T-Mobile, the U.S based wireless network operator said that hackers stole customers’ data including names, billing zip codes, contact details, account numbers etc. T-Mobile has recently announced a merger with Sprint. According to the company’s statement, no financial data has been compromised. There is no idea about when and how the breach occurred but the unauthorized access was discovered on Monday and necessary action was taken to stop the breach. But reportedly, about 3 percent of the company’s customers’ data were affected which accounts for approximately 2 million accounts. The company currently has 77 million users.

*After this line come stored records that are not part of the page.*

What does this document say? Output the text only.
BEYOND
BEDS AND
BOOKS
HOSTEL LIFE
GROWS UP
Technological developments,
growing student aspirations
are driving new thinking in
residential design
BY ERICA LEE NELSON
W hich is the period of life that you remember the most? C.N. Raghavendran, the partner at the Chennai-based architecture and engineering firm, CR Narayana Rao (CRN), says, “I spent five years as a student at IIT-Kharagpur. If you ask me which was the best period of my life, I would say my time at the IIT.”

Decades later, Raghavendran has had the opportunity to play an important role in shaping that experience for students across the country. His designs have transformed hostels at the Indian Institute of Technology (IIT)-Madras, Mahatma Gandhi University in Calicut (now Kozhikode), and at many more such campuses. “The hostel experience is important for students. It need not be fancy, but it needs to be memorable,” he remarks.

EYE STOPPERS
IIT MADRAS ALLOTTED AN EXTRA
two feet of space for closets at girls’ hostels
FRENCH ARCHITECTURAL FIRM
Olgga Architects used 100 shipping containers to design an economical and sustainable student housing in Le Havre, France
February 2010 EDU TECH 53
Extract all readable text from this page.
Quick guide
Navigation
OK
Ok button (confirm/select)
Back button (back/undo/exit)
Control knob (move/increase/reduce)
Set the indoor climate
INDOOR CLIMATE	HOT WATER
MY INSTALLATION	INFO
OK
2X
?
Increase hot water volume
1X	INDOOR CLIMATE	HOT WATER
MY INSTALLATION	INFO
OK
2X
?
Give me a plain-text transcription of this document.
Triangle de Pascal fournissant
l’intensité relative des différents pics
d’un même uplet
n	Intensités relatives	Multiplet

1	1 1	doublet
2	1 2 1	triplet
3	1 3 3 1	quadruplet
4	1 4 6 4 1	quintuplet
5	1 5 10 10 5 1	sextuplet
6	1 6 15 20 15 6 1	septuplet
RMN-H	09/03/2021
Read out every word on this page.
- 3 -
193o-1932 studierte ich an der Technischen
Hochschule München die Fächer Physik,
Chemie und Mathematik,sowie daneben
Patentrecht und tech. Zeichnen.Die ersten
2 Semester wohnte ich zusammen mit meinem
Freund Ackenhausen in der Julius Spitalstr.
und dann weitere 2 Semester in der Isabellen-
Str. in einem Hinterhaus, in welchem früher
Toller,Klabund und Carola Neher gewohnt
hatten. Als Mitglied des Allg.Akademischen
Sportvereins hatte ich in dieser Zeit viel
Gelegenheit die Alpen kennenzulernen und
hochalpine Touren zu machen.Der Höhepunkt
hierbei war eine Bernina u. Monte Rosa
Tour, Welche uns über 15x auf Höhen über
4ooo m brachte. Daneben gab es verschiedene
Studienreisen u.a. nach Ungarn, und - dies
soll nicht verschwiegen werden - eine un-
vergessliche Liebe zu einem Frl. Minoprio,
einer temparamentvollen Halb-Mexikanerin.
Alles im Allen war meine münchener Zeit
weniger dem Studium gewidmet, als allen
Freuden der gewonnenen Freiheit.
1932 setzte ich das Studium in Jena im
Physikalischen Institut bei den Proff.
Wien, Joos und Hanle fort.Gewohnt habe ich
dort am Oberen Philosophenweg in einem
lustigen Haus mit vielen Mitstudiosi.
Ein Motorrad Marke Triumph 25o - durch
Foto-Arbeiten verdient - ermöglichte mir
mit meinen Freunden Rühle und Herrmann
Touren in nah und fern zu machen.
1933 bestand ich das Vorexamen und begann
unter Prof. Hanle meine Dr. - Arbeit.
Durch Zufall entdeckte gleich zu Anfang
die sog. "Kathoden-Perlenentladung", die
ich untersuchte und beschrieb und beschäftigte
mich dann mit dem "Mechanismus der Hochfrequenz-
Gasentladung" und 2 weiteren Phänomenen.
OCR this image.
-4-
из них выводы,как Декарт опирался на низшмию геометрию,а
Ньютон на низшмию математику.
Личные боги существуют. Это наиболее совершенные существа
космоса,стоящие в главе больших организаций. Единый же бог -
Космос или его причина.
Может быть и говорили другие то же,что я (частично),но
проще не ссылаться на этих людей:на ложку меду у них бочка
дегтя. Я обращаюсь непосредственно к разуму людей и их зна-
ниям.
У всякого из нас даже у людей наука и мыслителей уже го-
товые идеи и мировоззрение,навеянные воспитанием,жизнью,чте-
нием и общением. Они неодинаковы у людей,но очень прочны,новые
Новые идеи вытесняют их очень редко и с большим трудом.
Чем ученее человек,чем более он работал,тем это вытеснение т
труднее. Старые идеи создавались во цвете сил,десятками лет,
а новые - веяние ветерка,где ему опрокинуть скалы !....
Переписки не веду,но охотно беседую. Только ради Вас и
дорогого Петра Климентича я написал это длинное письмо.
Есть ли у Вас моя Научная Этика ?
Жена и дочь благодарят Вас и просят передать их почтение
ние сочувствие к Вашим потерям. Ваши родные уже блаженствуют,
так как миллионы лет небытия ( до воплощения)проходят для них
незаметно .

T-Mobile has been sending messages to the customers to alert about the breach since Friday. But some customers said that the link in the text message appeared as phishing.
This is not the first time that such a security breach has been observed in the T-Mobile’s operation. Three months back, a security researcher found a similar flaw in a T-Mobile subdomain used by the staff. The bug lets anyone access customer’s private data by using just phone number. A similar vulnerability was investigated a few months ago in another T-Mobile system which also exposed customers’ email addresses, their billing account numbers etc.
Earlier this year, many mobile giants including T-Mobile have been ordered to stop sharing customer location data with any third parties. The rule came after Ron Wyden who has served in the United States Senate since 1996 criticized such companies for their practice.